In this study, we implemented the PTCH discrete spot scanning nozzle in the MC code MCNPX. We used the MCS algorithm from the standard version of MCNPX and a new MCS algorithm based on the work of Stankovskiy et al.^{32, 37} We validated our simulations using measured PDD profiles and in-air and in-water lateral profiles of single pencil beams. We then tested our MC models using clinically relevant dose distributions. For low-energy and intermediate-energy pencil beams, the standard MCS algorithm provided more accurate results.
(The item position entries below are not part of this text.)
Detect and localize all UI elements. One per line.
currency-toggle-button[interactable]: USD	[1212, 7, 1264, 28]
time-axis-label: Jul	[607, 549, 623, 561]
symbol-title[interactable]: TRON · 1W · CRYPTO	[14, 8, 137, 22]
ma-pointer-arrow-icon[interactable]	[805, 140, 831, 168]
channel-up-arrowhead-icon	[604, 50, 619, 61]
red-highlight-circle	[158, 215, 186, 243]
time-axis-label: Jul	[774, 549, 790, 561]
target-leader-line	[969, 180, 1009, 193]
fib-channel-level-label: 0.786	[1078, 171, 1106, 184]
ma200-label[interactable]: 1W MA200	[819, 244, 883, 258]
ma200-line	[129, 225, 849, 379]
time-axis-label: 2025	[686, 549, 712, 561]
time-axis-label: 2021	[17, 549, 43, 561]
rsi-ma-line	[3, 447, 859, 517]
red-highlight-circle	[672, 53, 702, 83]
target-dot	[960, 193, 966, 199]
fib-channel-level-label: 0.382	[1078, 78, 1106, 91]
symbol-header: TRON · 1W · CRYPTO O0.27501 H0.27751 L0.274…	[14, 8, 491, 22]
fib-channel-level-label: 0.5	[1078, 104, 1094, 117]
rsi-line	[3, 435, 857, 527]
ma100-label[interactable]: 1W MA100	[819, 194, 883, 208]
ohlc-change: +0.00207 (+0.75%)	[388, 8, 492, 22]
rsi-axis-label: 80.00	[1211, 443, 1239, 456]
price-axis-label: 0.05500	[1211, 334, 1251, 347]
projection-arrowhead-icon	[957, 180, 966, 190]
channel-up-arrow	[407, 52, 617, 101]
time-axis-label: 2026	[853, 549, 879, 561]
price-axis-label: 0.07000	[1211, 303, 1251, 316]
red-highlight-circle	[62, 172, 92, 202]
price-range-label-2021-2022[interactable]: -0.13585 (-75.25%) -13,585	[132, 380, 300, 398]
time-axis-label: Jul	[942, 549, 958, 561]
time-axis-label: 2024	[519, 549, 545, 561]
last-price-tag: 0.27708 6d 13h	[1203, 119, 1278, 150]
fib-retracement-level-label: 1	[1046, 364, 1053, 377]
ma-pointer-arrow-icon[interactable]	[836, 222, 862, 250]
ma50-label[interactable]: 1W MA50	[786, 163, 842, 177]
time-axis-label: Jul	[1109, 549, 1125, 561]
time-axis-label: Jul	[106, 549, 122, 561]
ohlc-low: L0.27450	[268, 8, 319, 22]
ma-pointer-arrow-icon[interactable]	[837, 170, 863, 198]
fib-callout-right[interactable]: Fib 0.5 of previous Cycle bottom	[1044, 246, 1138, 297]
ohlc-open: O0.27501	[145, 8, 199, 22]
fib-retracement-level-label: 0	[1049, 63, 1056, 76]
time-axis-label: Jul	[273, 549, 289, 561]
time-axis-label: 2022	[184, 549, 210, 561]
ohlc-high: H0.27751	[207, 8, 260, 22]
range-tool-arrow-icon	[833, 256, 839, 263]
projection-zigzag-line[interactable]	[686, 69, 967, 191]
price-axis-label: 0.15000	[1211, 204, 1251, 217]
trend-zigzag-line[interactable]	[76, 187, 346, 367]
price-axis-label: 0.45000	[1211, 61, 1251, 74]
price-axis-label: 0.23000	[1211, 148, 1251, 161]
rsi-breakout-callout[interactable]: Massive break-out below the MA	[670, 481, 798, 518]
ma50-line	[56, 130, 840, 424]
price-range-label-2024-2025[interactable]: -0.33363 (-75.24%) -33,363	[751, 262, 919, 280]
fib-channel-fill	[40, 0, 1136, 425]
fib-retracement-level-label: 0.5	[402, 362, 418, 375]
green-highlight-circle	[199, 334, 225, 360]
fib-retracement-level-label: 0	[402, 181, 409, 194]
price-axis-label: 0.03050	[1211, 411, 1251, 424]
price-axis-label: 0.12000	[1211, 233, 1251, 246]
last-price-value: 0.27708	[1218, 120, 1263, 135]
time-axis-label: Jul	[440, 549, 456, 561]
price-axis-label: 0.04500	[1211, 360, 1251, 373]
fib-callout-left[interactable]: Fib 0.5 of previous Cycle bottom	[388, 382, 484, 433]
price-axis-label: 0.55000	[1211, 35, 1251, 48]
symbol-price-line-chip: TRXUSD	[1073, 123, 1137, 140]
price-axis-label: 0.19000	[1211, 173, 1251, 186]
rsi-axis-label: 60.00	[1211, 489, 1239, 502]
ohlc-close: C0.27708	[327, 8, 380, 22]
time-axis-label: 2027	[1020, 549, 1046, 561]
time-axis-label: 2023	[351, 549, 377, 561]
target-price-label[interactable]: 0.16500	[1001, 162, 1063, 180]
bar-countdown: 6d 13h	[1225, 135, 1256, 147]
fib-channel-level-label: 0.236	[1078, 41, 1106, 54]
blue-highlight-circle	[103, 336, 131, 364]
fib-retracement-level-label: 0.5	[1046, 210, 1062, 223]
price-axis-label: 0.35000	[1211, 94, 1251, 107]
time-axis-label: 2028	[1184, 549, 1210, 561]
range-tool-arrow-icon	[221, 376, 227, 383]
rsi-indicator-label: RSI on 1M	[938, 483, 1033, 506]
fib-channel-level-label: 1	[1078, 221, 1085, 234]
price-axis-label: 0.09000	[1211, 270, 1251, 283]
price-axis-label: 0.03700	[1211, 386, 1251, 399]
Conversely, for high-energy pencil beams, we obtained more accurate results using the new MCS algorithm. Using our validated MC models, we showed that the finite size of detectors underestimated up to 7.8% of the IDD profile at certain depths for the 221.8 MeV beam of the PTCH scanning nozzle. This finding emphasizes the usefulness and justifies the application of validated MC calculations to guide the configuration of proton beams in TPSs. The pencil beam IDD profile data produced by the validated MC models presented in this work were used for configuration of proton beams in our clinically used TPS.

There is still room for improvement in our MC models, including improved modeling of the proton sources and possibly better MCS algorithms. Use of the full capability of the scanning beam technique will be possible only with careful dosimetric characterization of the beam and a better understanding of the causes of the low-dose envelope.